Agiert zu zögerlich: Robert Habeck. © Bernd von Jutrczenka/dpa

Die Energiepreiskrise muss schnell gelöst werden. Die Kolumne „Gastwirtschaft“.

Deutschland und Europa erleben derzeit eine Energiepreisexplosion wie zuletzt seit den großen Ölkrisen. Die Preise für Öl, Gas, Kohle und Strom klettern in schwindelerregende Höhen. Erdgaspreise haben sich im vergangenen Jahr am Großmarkt verdoppelt, am Spotmarkt gibt es noch größere Steigerungen.

Die Verbraucher:innen trifft die Energiepreiskrise mit voller Wucht: Einige Anbieter verlangen Mondpreise, stellen teilweise über Nacht die Lieferung ein oder kündigen. Hunderttausende Verbraucher:innen sind betroffen. Die gute Nachricht: Niemand muss deswegen im Dunkeln sitzen oder frieren. Bei Kündigung oder Lieferstopp springen automatisch die Grundversorger ein. Die schlechte Nachricht: Deren Tarife für Neukund:innen sind teilweise extrem hoch. In Frankfurt am Main oder Leipzig zahlen Neukunden mehr als das Doppelte im Vergleich zu Bestandskunden. Für einen Durchschnittshaushalt bedeutet das jährliche Mehrkosten von bis zu 1654 Euro. Das trifft besonders Haushalte mit geringem Einkommen, die im Verhältnis ohnehin schon überdurchschnittlich viel für Energie bezahlen.

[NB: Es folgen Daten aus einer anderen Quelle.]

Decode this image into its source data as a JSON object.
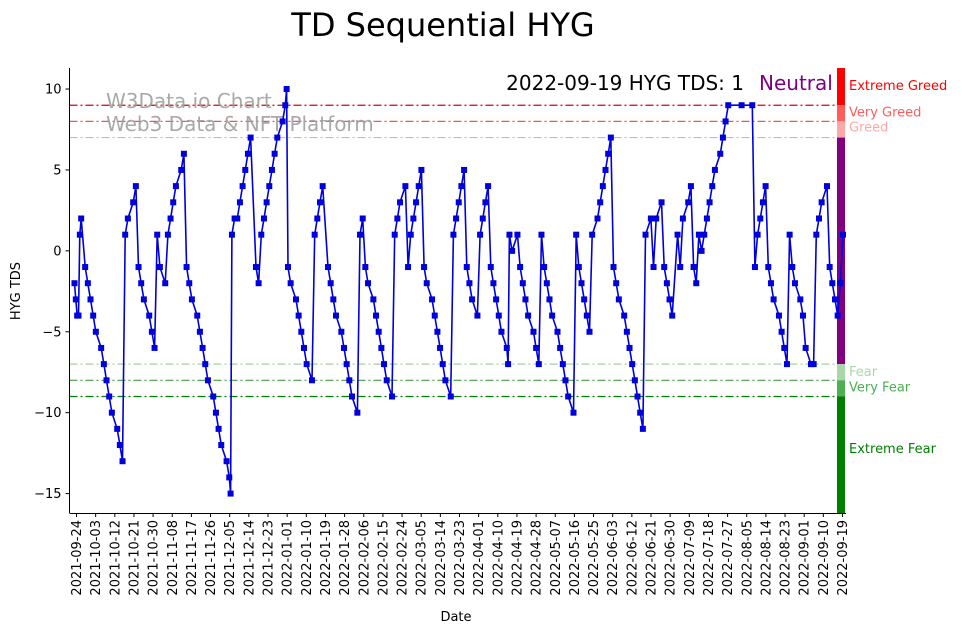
{
  "chart_data": {
    "type": "line",
    "title": "TD Sequential HYG",
    "xlabel": "Date",
    "ylabel": "HYG TDS",
    "ylim": [
      -16.2,
      11.3
    ],
    "yticks": [
      10,
      5,
      0,
      -5,
      -10,
      -15
    ],
    "xtick_labels": [
      "2021-09-24",
      "2021-10-03",
      "2021-10-12",
      "2021-10-21",
      "2021-10-30",
      "2021-11-08",
      "2021-11-17",
      "2021-11-26",
      "2021-12-05",
      "2021-12-14",
      "2021-12-23",
      "2022-01-01",
      "2022-01-10",
      "2022-01-19",
      "2022-01-28",
      "2022-02-06",
      "2022-02-15",
      "2022-02-24",
      "2022-03-05",
      "2022-03-14",
      "2022-03-23",
      "2022-04-01",
      "2022-04-10",
      "2022-04-19",
      "2022-04-28",
      "2022-05-07",
      "2022-05-16",
      "2022-05-25",
      "2022-06-03",
      "2022-06-12",
      "2022-06-21",
      "2022-06-30",
      "2022-07-09",
      "2022-07-18",
      "2022-07-27",
      "2022-08-05",
      "2022-08-14",
      "2022-08-23",
      "2022-09-01",
      "2022-09-10",
      "2022-09-19"
    ],
    "annotation_date_text": "2022-09-19 HYG TDS: 1",
    "annotation_status": "Neutral",
    "watermark": [
      "W3Data.io Chart",
      "Web3 Data & NFT Platform"
    ],
    "series_color": "#0000dd",
    "series": [
      {
        "name": "HYG TDS",
        "points": [
          [
            0,
            -2
          ],
          [
            0.5,
            -3
          ],
          [
            1,
            -4
          ],
          [
            1.5,
            -4
          ],
          [
            2,
            1
          ],
          [
            2.5,
            2
          ],
          [
            4,
            -1
          ],
          [
            5,
            -2
          ],
          [
            6,
            -3
          ],
          [
            7,
            -4
          ],
          [
            8,
            -5
          ],
          [
            10,
            -6
          ],
          [
            11,
            -7
          ],
          [
            12,
            -8
          ],
          [
            13,
            -9
          ],
          [
            14,
            -10
          ],
          [
            16,
            -11
          ],
          [
            17,
            -12
          ],
          [
            18,
            -13
          ],
          [
            19,
            1
          ],
          [
            20,
            2
          ],
          [
            22,
            3
          ],
          [
            23,
            4
          ],
          [
            24,
            -1
          ],
          [
            25,
            -2
          ],
          [
            26,
            -3
          ],
          [
            28,
            -4
          ],
          [
            29,
            -5
          ],
          [
            30,
            -6
          ],
          [
            31,
            1
          ],
          [
            32,
            -1
          ],
          [
            34,
            -2
          ],
          [
            35,
            1
          ],
          [
            36,
            2
          ],
          [
            37,
            3
          ],
          [
            38,
            4
          ],
          [
            40,
            5
          ],
          [
            41,
            6
          ],
          [
            42,
            -1
          ],
          [
            43,
            -2
          ],
          [
            44,
            -3
          ],
          [
            46,
            -4
          ],
          [
            47,
            -5
          ],
          [
            48,
            -6
          ],
          [
            49,
            -7
          ],
          [
            50,
            -8
          ],
          [
            52,
            -9
          ],
          [
            53,
            -10
          ],
          [
            54,
            -11
          ],
          [
            55,
            -12
          ],
          [
            57,
            -13
          ],
          [
            58,
            -14
          ],
          [
            58.5,
            -15
          ],
          [
            59,
            1
          ],
          [
            60,
            2
          ],
          [
            61,
            2
          ],
          [
            62,
            3
          ],
          [
            63,
            4
          ],
          [
            64,
            5
          ],
          [
            65,
            6
          ],
          [
            66,
            7
          ],
          [
            68,
            -1
          ],
          [
            69,
            -2
          ],
          [
            70,
            1
          ],
          [
            71,
            2
          ],
          [
            72,
            3
          ],
          [
            73,
            4
          ],
          [
            74,
            5
          ],
          [
            75,
            6
          ],
          [
            76,
            7
          ],
          [
            78,
            8
          ],
          [
            79,
            9
          ],
          [
            79.5,
            10
          ],
          [
            80,
            -1
          ],
          [
            81,
            -2
          ],
          [
            83,
            -3
          ],
          [
            84,
            -4
          ],
          [
            85,
            -5
          ],
          [
            86,
            -6
          ],
          [
            87,
            -7
          ],
          [
            89,
            -8
          ],
          [
            90,
            1
          ],
          [
            91,
            2
          ],
          [
            92,
            3
          ],
          [
            93,
            4
          ],
          [
            95,
            -1
          ],
          [
            96,
            -2
          ],
          [
            97,
            -3
          ],
          [
            98,
            -4
          ],
          [
            100,
            -5
          ],
          [
            101,
            -6
          ],
          [
            102,
            -7
          ],
          [
            103,
            -8
          ],
          [
            104,
            -9
          ],
          [
            106,
            -10
          ],
          [
            107,
            1
          ],
          [
            108,
            2
          ],
          [
            109,
            -1
          ],
          [
            110,
            -2
          ],
          [
            112,
            -3
          ],
          [
            113,
            -4
          ],
          [
            114,
            -5
          ],
          [
            115,
            -6
          ],
          [
            116,
            -7
          ],
          [
            117,
            -8
          ],
          [
            119,
            -9
          ],
          [
            120,
            1
          ],
          [
            121,
            2
          ],
          [
            122,
            3
          ],
          [
            124,
            4
          ],
          [
            125,
            -1
          ],
          [
            126,
            1
          ],
          [
            127,
            2
          ],
          [
            128,
            3
          ],
          [
            129,
            4
          ],
          [
            130,
            5
          ],
          [
            131,
            -1
          ],
          [
            132,
            -2
          ],
          [
            134,
            -3
          ],
          [
            135,
            -4
          ],
          [
            136,
            -5
          ],
          [
            137,
            -6
          ],
          [
            138,
            -7
          ],
          [
            139,
            -8
          ],
          [
            141,
            -9
          ],
          [
            142,
            1
          ],
          [
            143,
            2
          ],
          [
            144,
            3
          ],
          [
            145,
            4
          ],
          [
            146,
            5
          ],
          [
            147,
            -1
          ],
          [
            148,
            -2
          ],
          [
            149,
            -3
          ],
          [
            151,
            -4
          ],
          [
            152,
            1
          ],
          [
            153,
            2
          ],
          [
            154,
            3
          ],
          [
            155,
            4
          ],
          [
            156,
            -1
          ],
          [
            157,
            -2
          ],
          [
            158,
            -3
          ],
          [
            159,
            -4
          ],
          [
            160,
            -5
          ],
          [
            162,
            -6
          ],
          [
            162.5,
            -7
          ],
          [
            163,
            1
          ],
          [
            164,
            0
          ],
          [
            166,
            1
          ],
          [
            167,
            -1
          ],
          [
            168,
            -2
          ],
          [
            169,
            -3
          ],
          [
            170,
            -4
          ],
          [
            172,
            -5
          ],
          [
            173,
            -6
          ],
          [
            174,
            -7
          ],
          [
            175,
            1
          ],
          [
            176,
            -1
          ],
          [
            177,
            -2
          ],
          [
            178,
            -3
          ],
          [
            179,
            -4
          ],
          [
            181,
            -5
          ],
          [
            182,
            -6
          ],
          [
            183,
            -7
          ],
          [
            184,
            -8
          ],
          [
            185,
            -9
          ],
          [
            187,
            -10
          ],
          [
            188,
            1
          ],
          [
            189,
            -1
          ],
          [
            190,
            -2
          ],
          [
            191,
            -3
          ],
          [
            192,
            -4
          ],
          [
            193,
            -5
          ],
          [
            194,
            1
          ],
          [
            196,
            2
          ],
          [
            197,
            3
          ],
          [
            198,
            4
          ],
          [
            199,
            5
          ],
          [
            200,
            6
          ],
          [
            201,
            7
          ],
          [
            202,
            -1
          ],
          [
            203,
            -2
          ],
          [
            204,
            -3
          ],
          [
            206,
            -4
          ],
          [
            207,
            -5
          ],
          [
            208,
            -6
          ],
          [
            209,
            -7
          ],
          [
            210,
            -8
          ],
          [
            211,
            -9
          ],
          [
            212,
            -10
          ],
          [
            213,
            -11
          ],
          [
            214,
            1
          ],
          [
            216,
            2
          ],
          [
            217,
            -1
          ],
          [
            218,
            2
          ],
          [
            220,
            3
          ],
          [
            221,
            -1
          ],
          [
            222,
            -2
          ],
          [
            223,
            -3
          ],
          [
            224,
            -4
          ],
          [
            226,
            1
          ],
          [
            227,
            -1
          ],
          [
            228,
            2
          ],
          [
            230,
            3
          ],
          [
            231,
            4
          ],
          [
            232,
            -1
          ],
          [
            233,
            -2
          ],
          [
            234,
            1
          ],
          [
            235,
            0
          ],
          [
            236,
            1
          ],
          [
            237,
            2
          ],
          [
            238,
            3
          ],
          [
            239,
            4
          ],
          [
            240,
            5
          ],
          [
            242,
            6
          ],
          [
            243,
            7
          ],
          [
            244,
            8
          ],
          [
            245,
            9
          ],
          [
            250,
            9
          ],
          [
            254,
            9
          ],
          [
            255,
            -1
          ],
          [
            256,
            1
          ],
          [
            257,
            2
          ],
          [
            258,
            3
          ],
          [
            259,
            4
          ],
          [
            260,
            -1
          ],
          [
            261,
            -2
          ],
          [
            262,
            -3
          ],
          [
            264,
            -4
          ],
          [
            265,
            -5
          ],
          [
            266,
            -6
          ],
          [
            267,
            -7
          ],
          [
            268,
            1
          ],
          [
            269,
            -1
          ],
          [
            270,
            -2
          ],
          [
            272,
            -3
          ],
          [
            273,
            -4
          ],
          [
            274,
            -6
          ],
          [
            276,
            -7
          ],
          [
            277,
            -7
          ],
          [
            278,
            1
          ],
          [
            279,
            2
          ],
          [
            280,
            3
          ],
          [
            282,
            4
          ],
          [
            283,
            -1
          ],
          [
            284,
            -2
          ],
          [
            285,
            -3
          ],
          [
            286,
            -4
          ],
          [
            287,
            -2
          ],
          [
            288,
            1
          ]
        ]
      }
    ],
    "zones": [
      {
        "label": "Extreme Greed",
        "from": 9,
        "to": 11.3,
        "color": "#ff0000",
        "line_color": "#e00000"
      },
      {
        "label": "Very Greed",
        "from": 8,
        "to": 9,
        "color": "#ff5c5c",
        "line_color": "#ff5050"
      },
      {
        "label": "Greed",
        "from": 7,
        "to": 8,
        "color": "#ffa8a8",
        "line_color": "#ffa0a0"
      },
      {
        "label": "",
        "from": -7,
        "to": 7,
        "color": "#800080",
        "line_color": ""
      },
      {
        "label": "Fear",
        "from": -8,
        "to": -7,
        "color": "#a8d8a8",
        "line_color": "#a0d0a0"
      },
      {
        "label": "Very Fear",
        "from": -9,
        "to": -8,
        "color": "#4caf50",
        "line_color": "#40a040"
      },
      {
        "label": "Extreme Fear",
        "from": -16.2,
        "to": -9,
        "color": "#008000",
        "line_color": "#008000"
      }
    ]
  }
}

Die Bundesregierung hat das Problem erkannt – reagiert aber zu zögerlich. Der geplante Heizkostenzuschuss zum Wohngeld ist viel zu niedrig angesetzt. Für Haushalte, die weder Wohngeld noch Bafög, Arbeitslosengeld II oder eine Altersgrundsicherung beziehen, aber über wenig Einkommen verfügen, soll es gar nichts geben. Zahlungsunfähige Verbraucher:innen laufen Gefahr, dass ihnen Strom und Gas abgedreht werden. Ein Moratorium solcher Energiesperren ist nicht in Sicht. Das muss sich kurzfristig ändern.

Auch muss die Bundesregierung jetzt Tempo beim Ausbau der Erneuerbaren machen und für mehr Energieeffizienz im Gebäudebereich sorgen. Das würde mittel- und langfristig mehr Unabhängigkeit von Energieimporten bringen. Beim Ausbau der Erneuerbaren hat Wirtschaftsminister Robert Habeck ambitionierte Pläne vorgelegt. Aber beim Thema Energieeffizienz im Gebäudesektor stockt es gewaltig. Ein Stopp der KFW-Förderung für Neubau und Bestand ohne Alternative ist das falsche Signal. Die Förderkulisse muss schnell reanimiert werden, mit Priorität auf der ambitionierten energetischen Sanierung.

Die Bundesregierung muss jetzt zeigen, dass sie es kann. Das würde auch zur Beruhigung von Markt und Kund:innen beitragen.

Der Autor ist Leiter des Teams Energie und Bauen im Verbraucherzentrale Bundesverband e.V.